WHATSAPP QUER TRANSFORMAR NOMES DE USUÁRIO EM NOVA FONTE DE NEGÓCIOS

O WhatsApp começou a liberar a reserva de nomes de usuário, permitindo que pessoas e empresas possam ser encontradas sem precisar compartilhar o número de telefone.

  • À primeira vista, a mudança parece pequena, mas representa um passo importante na estratégia da Meta de transformar o aplicativo em uma plataforma mais social e comercial.

  • Além de aumentar a privacidade e facilitar a conexão entre usuários e empresas, os usernames criam uma identidade digital única dentro do app.

  • Isso cria uma base pra novos serviços, como atendimento automatizado, comércio conversacional, marketplaces e integrações com ferramentas de CRM.

  • O movimento acompanha o esforço da Meta pra ampliar a monetização do WhatsApp, que já conta com mais de 3 bilhões de usuários, mas ainda captura pouco valor das transações iniciadas na plataforma.

Já dá pra fazer? Sim, no próprio app → Você → Conta → Nome de usuário

A IA conversacional está engolindo os apps, assim como os apps engoliram os sites. Essa mudança marca o início da terceira onda de transformação digital: do site, ao app e, agora, ao agente de IA.

Guilherme Horn, head do WhatsApp para Brasil, Índia e Indonésia, para o Neofeed

O que mais aconteceu?

APORTES E M&As BRASIL
  • Zeom (fintech/global account): fintech fundada em Londres por brasileiros que oferece conta global e plataforma de investimentos para converter reais via Pix e acessar ativos internacionais captou R$ 15 milhões em rodada pré‑seed liderada pela Fabric Ventures, com participação da Plug and Play e da espanhola Tritemius.

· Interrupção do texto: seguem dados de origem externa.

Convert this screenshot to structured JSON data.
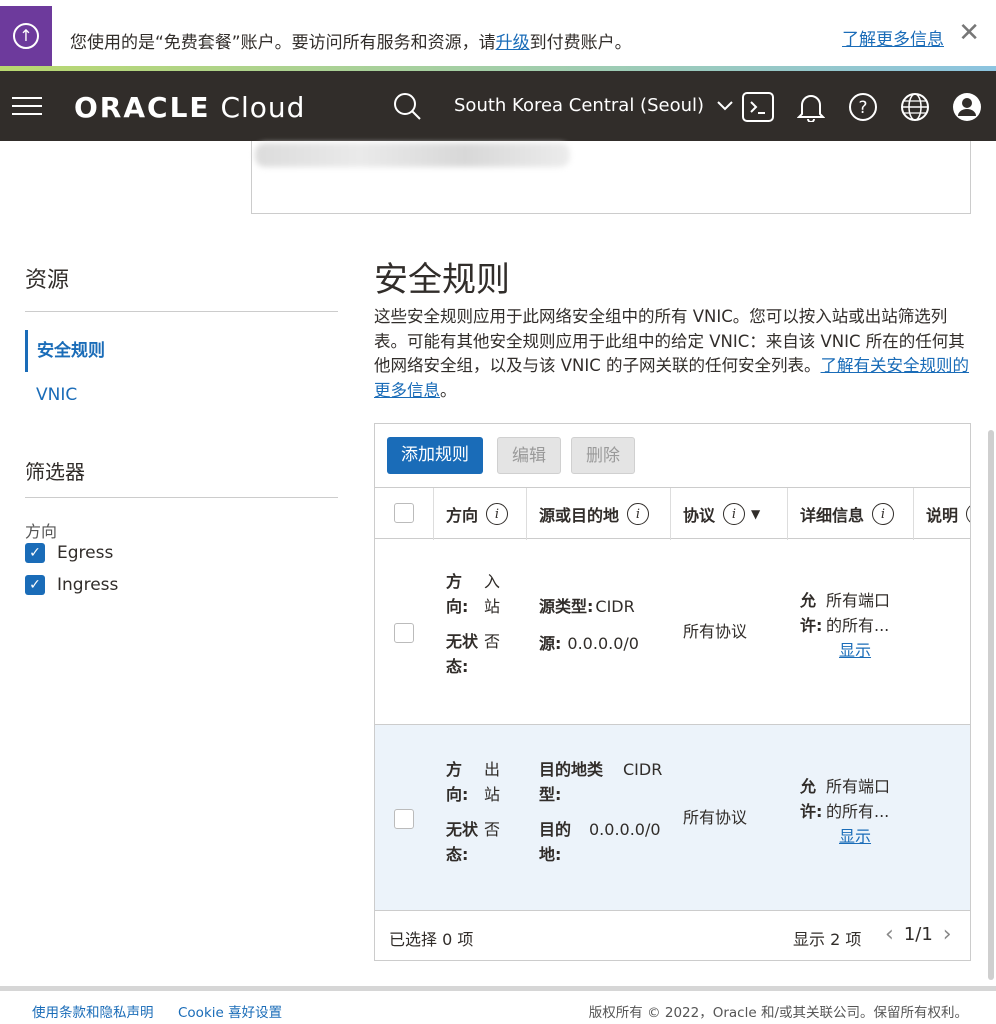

  • Jota (fintech/AI): a Jota, que oferece conta digital para empreendedores com interface conversacional via WhatsApp e inteligência artificial, levantou US$ 30 milhões em Série A avaliando a empresa em US$ 185 milhões (post‑money). A rodada foi liderada pela Haun Ventures, primeiro investimento da gestora numa startup brasileira, com participação de HOF Capital, Alter Global e Greyhound Capital. A plataforma permite pagamentos em texto ou áudio e oferece insights de negócio aos usuários.

  • Teachy + Nero.AI (edtech/M&A): a Teachy, startup que cria soluções de inteligência artificial para educação, adquiriu a software house de IA Nero.AI em operação de sete dígitos, estruturada como acquihire, incorporando sua equipe e propriedade intelectual. Fundada em 2023, a Nero.AI atuava como consultoria e desenvolvedora de produtos de IA e já havia criado mais de 30 aplicações para clientes como Fundação Lemann, Sebrae e Insper.